At the same time, to be able to focus on a smaller spot  at the sample position (2cm x 3cm), we use the virtual source concept. The guide focuses horizontally down from 45 to 20mm in width. At the focusing guide end the coating of the side walls increases up to m=3.2. We installed a new double focusing PG monochromator in 1.8m distance from the guide end composed of 11 x 11 PG(002) crystals, with a size of 16cm x 20cm in total.

In between guide end and monochromator diaphragms are installed as well as optional a collimator and a Mezei-flipper far away from the sample position for allowing polarized neutron set-ups also in magnetic field experiments.

The neutrons pass a (variable) sample to analyzer distance of about 1.3m and a analyzer to detector distance of 0.72m.

We employ a  PG(002) analyzer  or optional a Heusler analyzer for the polarized neutron set up.

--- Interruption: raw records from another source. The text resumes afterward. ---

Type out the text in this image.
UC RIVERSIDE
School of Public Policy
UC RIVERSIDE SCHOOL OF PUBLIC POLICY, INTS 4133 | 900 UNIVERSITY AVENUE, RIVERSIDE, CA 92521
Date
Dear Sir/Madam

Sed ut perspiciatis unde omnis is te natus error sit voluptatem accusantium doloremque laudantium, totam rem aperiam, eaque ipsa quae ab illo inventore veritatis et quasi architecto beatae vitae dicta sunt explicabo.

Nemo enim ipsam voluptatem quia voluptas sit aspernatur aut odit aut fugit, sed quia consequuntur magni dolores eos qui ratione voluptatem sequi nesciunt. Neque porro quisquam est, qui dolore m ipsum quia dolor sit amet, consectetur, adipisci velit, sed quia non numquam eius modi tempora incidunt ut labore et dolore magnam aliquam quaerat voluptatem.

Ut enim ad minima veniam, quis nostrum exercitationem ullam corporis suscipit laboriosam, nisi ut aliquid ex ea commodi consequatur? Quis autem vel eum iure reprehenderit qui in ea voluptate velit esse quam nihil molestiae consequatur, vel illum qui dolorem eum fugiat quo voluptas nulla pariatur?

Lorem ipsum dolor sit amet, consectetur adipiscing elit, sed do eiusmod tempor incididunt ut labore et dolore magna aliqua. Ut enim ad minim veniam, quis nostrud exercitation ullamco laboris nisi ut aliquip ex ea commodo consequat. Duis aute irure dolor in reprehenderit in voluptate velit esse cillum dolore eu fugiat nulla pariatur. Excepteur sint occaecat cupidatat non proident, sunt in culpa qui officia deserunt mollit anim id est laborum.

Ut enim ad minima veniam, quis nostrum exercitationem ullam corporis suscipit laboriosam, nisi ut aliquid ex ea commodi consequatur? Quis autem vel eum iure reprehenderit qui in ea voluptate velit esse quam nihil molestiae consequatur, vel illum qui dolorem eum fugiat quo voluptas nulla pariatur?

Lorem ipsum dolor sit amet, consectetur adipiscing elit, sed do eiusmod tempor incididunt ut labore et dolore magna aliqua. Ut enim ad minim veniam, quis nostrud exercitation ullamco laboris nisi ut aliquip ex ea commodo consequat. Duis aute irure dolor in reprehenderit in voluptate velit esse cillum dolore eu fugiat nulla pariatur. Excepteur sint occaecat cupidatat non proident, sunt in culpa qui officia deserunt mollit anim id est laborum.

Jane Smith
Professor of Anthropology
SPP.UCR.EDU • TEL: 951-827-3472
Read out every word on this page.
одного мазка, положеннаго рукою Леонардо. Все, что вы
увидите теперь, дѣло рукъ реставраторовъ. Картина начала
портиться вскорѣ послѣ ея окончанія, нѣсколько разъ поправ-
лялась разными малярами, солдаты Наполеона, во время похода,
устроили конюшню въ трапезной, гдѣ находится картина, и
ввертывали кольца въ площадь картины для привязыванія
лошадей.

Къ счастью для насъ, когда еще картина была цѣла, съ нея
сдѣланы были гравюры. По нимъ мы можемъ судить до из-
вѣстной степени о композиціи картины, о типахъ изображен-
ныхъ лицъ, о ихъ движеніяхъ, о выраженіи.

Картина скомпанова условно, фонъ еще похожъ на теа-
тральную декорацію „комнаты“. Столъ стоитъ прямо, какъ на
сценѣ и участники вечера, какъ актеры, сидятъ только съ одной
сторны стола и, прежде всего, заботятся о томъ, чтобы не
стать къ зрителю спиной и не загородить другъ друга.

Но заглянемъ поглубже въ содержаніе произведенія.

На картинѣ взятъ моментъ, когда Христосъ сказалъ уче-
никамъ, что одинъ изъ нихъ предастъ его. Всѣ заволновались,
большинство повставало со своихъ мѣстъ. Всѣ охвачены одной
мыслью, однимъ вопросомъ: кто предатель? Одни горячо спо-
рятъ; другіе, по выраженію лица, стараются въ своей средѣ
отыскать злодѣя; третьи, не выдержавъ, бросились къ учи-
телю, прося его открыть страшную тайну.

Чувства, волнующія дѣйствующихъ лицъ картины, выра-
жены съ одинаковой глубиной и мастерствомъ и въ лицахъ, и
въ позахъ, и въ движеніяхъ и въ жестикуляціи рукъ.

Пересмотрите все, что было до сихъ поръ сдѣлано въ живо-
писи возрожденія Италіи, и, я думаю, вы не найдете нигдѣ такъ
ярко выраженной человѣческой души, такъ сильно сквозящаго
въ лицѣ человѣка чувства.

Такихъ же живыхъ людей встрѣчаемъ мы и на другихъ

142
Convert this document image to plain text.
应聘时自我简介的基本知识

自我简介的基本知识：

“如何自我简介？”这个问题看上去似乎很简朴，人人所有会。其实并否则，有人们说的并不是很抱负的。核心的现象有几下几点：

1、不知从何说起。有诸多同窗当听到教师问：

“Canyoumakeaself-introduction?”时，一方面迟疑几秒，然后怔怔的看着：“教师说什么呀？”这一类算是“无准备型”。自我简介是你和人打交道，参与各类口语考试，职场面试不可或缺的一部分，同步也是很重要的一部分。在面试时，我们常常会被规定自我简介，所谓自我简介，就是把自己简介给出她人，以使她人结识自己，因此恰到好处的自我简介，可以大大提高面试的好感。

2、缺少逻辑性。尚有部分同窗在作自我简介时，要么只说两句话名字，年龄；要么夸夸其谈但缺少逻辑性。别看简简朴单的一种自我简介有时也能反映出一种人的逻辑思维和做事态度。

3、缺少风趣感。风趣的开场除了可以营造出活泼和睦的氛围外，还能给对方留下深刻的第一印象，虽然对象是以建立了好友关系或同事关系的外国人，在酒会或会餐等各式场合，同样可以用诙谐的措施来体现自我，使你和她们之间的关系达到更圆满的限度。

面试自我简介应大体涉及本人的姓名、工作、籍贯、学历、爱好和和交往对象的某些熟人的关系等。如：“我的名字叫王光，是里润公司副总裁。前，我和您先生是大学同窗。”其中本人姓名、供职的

More than 36m upstream a velocity selector in the guide placed on a movable in/out table ensures a clean beam, preventing higher order reflections from the monochromator and reducing the background at the sample position.

Directly behind the velocity selector a vertical guide changing system with a normal guide element and a transmission polarizing cavity guarantees an easy-to-use polarization set-up.

This new layout for IN12 is optimized for a maximum flux at the sample position giving a low background at the same time.

We realize a great flexibility in choosing incident wavelengths and the signal-to-noise ratio has improved significantly with the upgrade.
Together with the excellent tunable resolution the high flux also for a polarized set-up allows for future demanding experiments.
The removable selector and the large accessible space behind the monochromator shielding guarantees a very competitive approach for using high ki values (i.e. ki=3.5-5Å-1). The instrument therefore can be easily used in the standard W-configuration where high energy transfers up to 10-25meV may be realizable.